Question

solve the inequality and graph the solution. -8x + 4 ≥ 4(6 - x). choose the correct graph below. a. graph with open - circle at - 6 and arrow pointing down c. graph with closed - circle at - 6 and arrow pointing up the solution is (type an inequality)

Explanation:

Step1: Expand the right - hand side

First, expand \(4(6 - x)\) using the distributive property \(a(b - c)=ab - ac\). So \(4(6 - x)=24-4x\). The inequality becomes \(-8x + 4\geq24 - 4x\).

Step2: Move the \(x\) terms to one side

Add \(8x\) to both sides of the inequality: \(-8x+8x + 4\geq24-4x + 8x\), which simplifies to \(4\geq24 + 4x\).

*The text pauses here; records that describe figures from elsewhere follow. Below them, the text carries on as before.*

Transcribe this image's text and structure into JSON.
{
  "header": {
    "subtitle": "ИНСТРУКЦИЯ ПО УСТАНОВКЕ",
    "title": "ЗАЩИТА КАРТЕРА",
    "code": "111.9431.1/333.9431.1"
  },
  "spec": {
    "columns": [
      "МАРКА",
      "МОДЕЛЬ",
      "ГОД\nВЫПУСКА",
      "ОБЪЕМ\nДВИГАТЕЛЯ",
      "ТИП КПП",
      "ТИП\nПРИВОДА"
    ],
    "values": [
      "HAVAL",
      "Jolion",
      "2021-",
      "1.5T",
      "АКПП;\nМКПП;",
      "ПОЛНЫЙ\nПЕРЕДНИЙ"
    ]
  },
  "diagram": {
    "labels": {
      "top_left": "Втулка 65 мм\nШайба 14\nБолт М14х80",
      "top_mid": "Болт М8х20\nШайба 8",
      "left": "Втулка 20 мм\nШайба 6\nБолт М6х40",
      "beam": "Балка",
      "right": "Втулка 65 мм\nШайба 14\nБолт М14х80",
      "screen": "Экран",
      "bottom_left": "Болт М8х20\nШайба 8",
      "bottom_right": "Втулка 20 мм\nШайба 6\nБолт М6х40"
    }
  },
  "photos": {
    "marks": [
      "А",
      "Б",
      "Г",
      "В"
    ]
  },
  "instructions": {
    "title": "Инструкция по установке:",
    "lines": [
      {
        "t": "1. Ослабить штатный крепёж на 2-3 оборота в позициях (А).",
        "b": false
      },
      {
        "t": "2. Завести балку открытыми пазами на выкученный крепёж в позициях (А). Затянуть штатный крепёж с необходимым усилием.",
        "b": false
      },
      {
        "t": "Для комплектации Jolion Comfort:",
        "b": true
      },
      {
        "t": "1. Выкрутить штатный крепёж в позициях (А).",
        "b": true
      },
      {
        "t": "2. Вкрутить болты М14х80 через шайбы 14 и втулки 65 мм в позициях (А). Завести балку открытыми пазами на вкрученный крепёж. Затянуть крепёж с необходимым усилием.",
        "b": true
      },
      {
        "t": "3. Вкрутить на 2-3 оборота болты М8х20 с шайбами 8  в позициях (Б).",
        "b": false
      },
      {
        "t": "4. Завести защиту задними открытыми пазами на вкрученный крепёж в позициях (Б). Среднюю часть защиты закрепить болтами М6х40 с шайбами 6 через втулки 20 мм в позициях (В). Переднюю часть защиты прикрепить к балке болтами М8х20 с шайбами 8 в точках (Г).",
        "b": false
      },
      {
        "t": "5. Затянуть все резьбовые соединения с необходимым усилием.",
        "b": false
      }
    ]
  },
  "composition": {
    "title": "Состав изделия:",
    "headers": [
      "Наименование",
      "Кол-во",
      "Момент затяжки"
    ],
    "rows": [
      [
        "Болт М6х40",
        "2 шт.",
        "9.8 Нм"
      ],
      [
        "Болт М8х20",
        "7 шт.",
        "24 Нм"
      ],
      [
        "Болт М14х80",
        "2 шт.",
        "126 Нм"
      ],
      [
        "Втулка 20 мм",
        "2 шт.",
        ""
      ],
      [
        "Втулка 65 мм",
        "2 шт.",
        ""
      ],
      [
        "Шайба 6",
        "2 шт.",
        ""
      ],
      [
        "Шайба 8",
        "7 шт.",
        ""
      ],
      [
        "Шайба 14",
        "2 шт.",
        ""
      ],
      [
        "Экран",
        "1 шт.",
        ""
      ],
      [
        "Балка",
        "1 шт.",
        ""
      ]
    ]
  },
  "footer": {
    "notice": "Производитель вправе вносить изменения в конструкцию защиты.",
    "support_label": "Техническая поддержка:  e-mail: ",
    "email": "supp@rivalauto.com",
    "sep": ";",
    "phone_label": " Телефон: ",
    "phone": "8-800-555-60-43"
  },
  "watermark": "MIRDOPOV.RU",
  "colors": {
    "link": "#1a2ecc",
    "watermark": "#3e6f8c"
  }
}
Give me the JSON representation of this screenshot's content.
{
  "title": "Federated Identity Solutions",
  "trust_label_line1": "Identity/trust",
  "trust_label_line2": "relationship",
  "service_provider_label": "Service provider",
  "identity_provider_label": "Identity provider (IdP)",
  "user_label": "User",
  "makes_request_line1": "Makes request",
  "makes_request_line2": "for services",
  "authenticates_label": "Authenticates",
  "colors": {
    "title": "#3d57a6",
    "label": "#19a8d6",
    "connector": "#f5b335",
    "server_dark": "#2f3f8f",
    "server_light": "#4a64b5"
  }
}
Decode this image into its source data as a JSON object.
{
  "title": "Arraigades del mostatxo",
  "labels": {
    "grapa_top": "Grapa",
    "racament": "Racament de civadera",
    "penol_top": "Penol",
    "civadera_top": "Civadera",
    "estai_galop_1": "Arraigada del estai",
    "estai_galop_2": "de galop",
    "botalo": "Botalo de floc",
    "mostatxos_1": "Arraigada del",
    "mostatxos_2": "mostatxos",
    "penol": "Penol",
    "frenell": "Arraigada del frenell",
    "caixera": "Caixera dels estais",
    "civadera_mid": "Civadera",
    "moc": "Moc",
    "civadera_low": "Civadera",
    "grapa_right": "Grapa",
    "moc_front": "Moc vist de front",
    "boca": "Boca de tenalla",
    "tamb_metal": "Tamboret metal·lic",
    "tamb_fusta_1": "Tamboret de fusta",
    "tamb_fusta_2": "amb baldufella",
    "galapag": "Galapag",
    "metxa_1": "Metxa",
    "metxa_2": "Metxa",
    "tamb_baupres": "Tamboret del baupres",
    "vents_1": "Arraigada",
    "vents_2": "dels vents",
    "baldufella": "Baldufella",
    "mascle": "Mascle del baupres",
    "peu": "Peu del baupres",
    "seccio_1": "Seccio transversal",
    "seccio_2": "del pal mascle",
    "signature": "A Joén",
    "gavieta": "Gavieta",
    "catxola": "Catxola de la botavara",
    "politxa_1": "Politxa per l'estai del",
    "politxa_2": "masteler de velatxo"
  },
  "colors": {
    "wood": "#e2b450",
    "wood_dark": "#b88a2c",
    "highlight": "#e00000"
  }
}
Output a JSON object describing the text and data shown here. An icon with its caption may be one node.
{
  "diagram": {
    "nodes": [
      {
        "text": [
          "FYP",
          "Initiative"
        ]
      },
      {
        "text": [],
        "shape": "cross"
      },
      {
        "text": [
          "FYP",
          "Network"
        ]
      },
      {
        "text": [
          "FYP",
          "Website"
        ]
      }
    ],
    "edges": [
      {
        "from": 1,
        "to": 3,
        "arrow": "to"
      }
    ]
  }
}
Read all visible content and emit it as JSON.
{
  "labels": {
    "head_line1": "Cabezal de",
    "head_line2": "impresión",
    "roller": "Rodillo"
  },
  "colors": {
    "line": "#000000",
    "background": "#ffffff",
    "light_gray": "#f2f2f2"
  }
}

Step3: Move the constant terms to one side

Subtract 24 from both sides: \(4-24\geq24 - 24+4x\), resulting in \(-20\geq4x\).

Step4: Solve for \(x\)

Divide both sides by 4: \(\frac{-20}{4}\geq\frac{4x}{4}\), so \(x\leq - 5\).

The solution of the inequality \(x\leq - 5\) is represented on a number - line with a closed circle at \(-5\) (because the inequality is \(\leq\)) and the line extending to the left.

Answer:

The solution is \(x\leq - 5\). The correct graph is the one with a closed - circle at \(-5\) and the arrow pointing to the left.